Avete presente Auguste Gusteau, il critico gastronomico che fa disperare il topino Remy nel film Ratatuille? Bene, anche noi a mentelocale.it ne abbiamo uno. Solo che il nostro è un critico cinematografico. Non porta gli occhiali sulla punta del naso ma, così come Gusteau si scioglie assaggiando un piatto che gli ricorda l'infanzia, lui sarebbe capace di commuoversi ripensando a quando ha visto per la prima volta 2001 Odissea nello spazio. Il suo nome è Giorgio Viaro.
Tra i lettori di mentelocale.it c’è chi lo conosce come curatore della Newsletter Cinema, che ogni giovedì aiuta i cinefili genovesi a fare il punto sulle nuove uscite in sala, con tanto di quiz a premi.
C’è chi invece lo apprezza come capo tribù della community cinema, che ogni settimana si dà appuntamento a mentelocale per vedere un film insieme.

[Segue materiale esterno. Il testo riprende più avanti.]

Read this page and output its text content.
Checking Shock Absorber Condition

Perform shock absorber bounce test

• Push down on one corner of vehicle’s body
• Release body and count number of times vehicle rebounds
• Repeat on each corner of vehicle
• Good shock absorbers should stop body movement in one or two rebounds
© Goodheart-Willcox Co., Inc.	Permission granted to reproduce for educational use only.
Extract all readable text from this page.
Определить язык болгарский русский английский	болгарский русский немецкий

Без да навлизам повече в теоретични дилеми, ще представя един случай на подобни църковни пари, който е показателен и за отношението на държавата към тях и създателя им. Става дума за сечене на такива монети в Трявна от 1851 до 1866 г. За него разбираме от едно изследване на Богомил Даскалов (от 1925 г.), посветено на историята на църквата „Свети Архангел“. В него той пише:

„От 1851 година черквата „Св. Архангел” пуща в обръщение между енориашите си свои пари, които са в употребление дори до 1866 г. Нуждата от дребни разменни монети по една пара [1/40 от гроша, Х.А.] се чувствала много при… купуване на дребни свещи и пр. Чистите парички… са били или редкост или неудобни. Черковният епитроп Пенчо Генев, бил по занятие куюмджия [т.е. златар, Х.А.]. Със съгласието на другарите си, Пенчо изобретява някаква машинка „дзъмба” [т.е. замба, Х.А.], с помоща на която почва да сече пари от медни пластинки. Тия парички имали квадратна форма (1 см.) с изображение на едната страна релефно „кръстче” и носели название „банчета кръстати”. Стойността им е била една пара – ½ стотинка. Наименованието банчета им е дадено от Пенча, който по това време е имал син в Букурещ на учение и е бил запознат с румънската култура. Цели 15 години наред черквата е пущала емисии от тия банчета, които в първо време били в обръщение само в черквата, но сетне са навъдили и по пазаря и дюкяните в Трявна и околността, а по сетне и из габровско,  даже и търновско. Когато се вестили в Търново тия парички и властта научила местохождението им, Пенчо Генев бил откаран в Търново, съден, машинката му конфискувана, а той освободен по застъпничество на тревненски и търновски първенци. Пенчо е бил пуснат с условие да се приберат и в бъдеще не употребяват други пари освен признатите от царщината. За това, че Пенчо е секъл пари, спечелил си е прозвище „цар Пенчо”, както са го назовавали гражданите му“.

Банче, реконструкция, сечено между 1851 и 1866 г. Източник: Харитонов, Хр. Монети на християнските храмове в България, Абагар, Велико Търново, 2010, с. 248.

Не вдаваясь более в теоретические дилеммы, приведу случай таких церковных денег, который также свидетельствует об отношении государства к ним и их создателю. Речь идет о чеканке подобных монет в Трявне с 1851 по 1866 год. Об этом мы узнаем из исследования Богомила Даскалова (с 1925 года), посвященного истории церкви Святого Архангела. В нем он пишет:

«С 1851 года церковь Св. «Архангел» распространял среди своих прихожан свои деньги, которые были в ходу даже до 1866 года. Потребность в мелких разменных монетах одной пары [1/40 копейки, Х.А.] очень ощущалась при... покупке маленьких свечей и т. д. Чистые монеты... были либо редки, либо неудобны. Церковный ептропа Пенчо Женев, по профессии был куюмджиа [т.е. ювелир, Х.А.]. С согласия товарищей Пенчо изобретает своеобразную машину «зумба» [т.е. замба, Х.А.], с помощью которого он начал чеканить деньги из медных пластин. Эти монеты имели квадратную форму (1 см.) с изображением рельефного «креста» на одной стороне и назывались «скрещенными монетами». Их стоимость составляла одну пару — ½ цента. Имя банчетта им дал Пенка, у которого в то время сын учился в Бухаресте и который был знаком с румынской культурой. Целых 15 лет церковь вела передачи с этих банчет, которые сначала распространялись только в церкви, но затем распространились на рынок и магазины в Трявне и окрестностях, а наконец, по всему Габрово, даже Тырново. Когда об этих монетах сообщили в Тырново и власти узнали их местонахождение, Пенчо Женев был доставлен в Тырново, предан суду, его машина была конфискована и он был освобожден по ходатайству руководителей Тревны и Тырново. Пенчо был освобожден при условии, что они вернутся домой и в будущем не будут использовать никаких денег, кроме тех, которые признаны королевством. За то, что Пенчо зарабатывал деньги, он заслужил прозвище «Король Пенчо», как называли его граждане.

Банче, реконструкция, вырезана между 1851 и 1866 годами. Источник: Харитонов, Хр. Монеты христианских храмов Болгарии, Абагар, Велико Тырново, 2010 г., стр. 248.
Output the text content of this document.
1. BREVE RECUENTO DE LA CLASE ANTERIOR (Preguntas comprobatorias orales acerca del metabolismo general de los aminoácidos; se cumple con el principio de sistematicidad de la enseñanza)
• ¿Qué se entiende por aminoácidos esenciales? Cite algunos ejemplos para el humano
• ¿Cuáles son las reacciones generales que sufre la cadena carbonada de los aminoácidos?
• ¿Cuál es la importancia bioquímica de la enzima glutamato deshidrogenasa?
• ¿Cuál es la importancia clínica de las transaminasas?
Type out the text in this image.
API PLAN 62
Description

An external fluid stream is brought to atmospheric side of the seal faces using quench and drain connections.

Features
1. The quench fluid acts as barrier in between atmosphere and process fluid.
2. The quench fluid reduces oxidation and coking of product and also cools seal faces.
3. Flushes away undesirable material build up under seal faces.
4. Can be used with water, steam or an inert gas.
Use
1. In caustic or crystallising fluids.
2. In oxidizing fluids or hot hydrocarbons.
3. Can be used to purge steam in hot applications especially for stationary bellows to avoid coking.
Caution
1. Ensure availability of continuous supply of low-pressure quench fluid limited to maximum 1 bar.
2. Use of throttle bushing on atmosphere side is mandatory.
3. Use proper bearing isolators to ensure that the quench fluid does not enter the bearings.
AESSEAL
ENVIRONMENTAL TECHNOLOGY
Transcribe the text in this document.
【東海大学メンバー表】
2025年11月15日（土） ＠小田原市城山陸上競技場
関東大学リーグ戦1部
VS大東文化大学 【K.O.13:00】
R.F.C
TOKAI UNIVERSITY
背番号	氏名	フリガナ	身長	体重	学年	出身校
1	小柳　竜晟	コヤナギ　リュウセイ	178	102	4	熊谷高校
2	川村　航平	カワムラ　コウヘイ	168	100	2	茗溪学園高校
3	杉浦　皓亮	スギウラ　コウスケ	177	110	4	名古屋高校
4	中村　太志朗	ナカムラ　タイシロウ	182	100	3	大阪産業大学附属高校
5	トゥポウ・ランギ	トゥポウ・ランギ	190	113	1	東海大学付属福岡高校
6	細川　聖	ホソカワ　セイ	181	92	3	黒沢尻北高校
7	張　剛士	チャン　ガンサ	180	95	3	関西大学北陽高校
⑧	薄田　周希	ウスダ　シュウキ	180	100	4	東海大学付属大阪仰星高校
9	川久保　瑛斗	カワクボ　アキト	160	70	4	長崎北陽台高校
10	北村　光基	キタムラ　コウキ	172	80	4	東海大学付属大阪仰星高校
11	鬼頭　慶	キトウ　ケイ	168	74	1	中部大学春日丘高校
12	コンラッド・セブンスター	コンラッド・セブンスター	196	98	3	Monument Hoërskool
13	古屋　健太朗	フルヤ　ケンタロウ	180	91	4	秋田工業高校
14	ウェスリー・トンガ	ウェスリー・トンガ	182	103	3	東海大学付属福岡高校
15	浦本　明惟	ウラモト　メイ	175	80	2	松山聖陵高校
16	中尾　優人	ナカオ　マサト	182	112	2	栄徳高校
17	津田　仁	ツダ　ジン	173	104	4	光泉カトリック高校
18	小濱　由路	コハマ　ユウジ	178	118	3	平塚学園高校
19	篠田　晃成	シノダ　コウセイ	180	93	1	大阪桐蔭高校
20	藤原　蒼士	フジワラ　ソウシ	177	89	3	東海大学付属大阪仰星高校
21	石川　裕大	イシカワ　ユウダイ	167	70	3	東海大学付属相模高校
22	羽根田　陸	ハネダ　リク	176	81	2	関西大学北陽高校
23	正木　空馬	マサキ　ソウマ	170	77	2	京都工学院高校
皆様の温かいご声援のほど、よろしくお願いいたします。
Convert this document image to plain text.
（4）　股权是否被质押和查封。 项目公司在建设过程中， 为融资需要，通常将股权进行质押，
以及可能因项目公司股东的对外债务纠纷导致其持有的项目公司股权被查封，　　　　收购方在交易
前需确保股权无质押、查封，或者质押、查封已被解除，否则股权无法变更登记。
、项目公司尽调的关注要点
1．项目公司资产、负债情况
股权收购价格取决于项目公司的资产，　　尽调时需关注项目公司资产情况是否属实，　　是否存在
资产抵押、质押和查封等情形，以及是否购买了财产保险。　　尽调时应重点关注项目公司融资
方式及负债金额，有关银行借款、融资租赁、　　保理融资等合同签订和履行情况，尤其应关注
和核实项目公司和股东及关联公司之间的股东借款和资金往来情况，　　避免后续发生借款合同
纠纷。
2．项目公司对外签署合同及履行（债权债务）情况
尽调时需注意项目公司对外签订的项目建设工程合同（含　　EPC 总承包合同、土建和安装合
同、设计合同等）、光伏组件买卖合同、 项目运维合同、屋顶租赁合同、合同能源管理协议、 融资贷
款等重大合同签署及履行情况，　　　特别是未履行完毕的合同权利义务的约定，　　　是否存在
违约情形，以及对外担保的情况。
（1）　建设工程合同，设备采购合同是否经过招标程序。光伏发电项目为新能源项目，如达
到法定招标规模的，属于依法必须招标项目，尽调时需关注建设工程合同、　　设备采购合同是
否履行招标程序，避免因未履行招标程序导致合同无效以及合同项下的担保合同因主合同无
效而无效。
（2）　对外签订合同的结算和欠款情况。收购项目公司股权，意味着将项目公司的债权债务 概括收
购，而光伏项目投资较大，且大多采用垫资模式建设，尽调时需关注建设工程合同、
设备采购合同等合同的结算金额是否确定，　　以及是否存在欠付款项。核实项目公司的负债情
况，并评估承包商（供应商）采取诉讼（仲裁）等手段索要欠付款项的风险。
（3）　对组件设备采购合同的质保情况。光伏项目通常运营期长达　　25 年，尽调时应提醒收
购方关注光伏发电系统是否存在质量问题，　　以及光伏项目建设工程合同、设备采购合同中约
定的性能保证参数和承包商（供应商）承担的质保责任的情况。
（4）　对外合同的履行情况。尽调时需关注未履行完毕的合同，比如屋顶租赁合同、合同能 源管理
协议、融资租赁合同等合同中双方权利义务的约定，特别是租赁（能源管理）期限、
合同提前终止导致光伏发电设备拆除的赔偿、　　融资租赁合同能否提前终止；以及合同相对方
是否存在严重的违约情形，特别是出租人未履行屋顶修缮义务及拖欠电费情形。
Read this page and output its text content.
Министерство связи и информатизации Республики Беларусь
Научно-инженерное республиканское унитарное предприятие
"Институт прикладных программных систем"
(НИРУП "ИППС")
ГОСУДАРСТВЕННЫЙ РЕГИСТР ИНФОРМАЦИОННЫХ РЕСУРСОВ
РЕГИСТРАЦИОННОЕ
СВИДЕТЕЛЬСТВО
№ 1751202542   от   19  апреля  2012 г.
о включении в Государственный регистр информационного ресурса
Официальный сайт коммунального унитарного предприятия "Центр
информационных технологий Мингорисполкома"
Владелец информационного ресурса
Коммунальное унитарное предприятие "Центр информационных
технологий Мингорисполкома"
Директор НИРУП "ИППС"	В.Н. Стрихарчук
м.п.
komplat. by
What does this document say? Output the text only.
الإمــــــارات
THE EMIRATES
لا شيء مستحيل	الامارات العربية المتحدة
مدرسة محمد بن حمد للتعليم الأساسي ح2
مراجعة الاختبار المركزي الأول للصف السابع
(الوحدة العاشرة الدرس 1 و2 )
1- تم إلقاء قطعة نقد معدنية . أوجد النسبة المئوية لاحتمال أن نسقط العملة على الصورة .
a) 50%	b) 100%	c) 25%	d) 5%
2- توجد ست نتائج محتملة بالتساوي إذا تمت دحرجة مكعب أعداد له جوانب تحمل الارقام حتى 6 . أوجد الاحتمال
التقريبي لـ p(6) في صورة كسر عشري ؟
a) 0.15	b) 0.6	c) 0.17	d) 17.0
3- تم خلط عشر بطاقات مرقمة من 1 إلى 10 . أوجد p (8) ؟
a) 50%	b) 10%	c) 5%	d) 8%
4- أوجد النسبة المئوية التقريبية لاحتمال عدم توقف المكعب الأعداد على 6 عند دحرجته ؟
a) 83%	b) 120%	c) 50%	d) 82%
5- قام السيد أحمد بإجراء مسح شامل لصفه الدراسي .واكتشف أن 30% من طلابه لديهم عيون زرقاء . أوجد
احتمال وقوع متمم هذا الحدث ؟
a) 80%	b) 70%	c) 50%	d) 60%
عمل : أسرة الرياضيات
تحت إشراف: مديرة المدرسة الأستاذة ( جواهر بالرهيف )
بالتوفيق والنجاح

Oggi Giorgio ha deciso che tutto questo non gli bastava più. Così si è sdoppiato, assumendo anche le sembianze dello spettatore cinematograficio classico, ovvero l’incubo peggiore del compassato critico. Lo spettatore rumoreggia, sgranocchia i pop corn, oppure sceglie la buia sala cinematografica per limonare in tranquillità con la fidanzata.
Ecco, tutto questo Giorgio proprio non lo sopporta, e ce lo spiega nel suo primo libro: Il buono, il brutto e il gattino (Edizioni La Lontra, 78 pagg., 8 euro). «Tutto è nato dalla mia esperienza a mentelocale», racconta, «questo volumetto contiene un test, alcuni brani inediti e una raccolta ragionata e commentata del meglio della rubrica settimanale Il critico e lo spettatore, nata per scherzare sulle divergenze che separano i gusti e le priorità dello spettatore comune da quelle del cinefilo di professione». Due punti di vista – quello dell’intellettuale e quello del nazionalpopolare – che Giorgio interpreta con ironia: «Quando esce un nuovo film sai già se piacerà all’uno o all’altro. Ma l’idea di critica non ha senso se manca la comunicazione tra questi due mondi: il critico deve avere un ruolo sociale».
Ogni recensione che troverete nel libro – da Cous Cous a Indiana Jones 4, fino a John Rambo – si divide tra i commenti del critico e le osservazioni, forse azzardate e di certo ingenue, dello spettatore comune: «alcuni dialoghi sono inventati, altri invece sono la trascrizione più o meno fedele di affermazioni sentite in sala. Roba da non credere», commenta il Viaro-critico. Poi ammette: «visto? La patina da snob non mi abbandona mai».
E così, se la giovane spettatrice del film Scusa ma ti chiamo amore, di Federico Moccia, si chiede: “Ma possibile che nessuno sia più capace di sognare? Possibile che si debba sempre prendersela con Raoul Bova o Scamarcio solo perché sono dei manzi da paura?”, il critico può solo ribattere: «di fronte a queste affermazioni non posso che rassegnarmi: è tutto vero, ma nel film manca totalmente la qualità, etica ed estetica. Questo non significa che io non apprezzi anche lungometraggi “da spettatore”: Il cavaliere oscuro, Wanted, ma anche molte delle commedie americane demenziali». Incredibile ma vero.
Giorgio però non ha affrontato questa avventura da solo. Il suo libro è fatto di parole, ma anche degli schizzi in bianco e nero realizzati del creativo Dennis Cabella, che si è inventato un critico serio e magrissimo e uno spettatore-scimmione con le dita nel naso che di umano ha ben poco, se non un cellulare e un grande barattolo di pop corn che non lascia mai. E poi c’è il gattino bianco. Ecco spiegato il titolo del libro: «l’idea del micio è nata durante una serata alcolica tra amici. Per me è un modo per dire “non prendiamoci troppo sul serio”. In ogni scenetta il gattino fa la cacca, che è una cosa che fa sempre ridere tutti».
Last but not least, gli amici della community di mentelocale.it, che nel libro trovano uno spazio tutto per loro: «mi hanno dato il coraggio, le idee, gli stimoli e l'ispirazione per portare avanti questo progetto».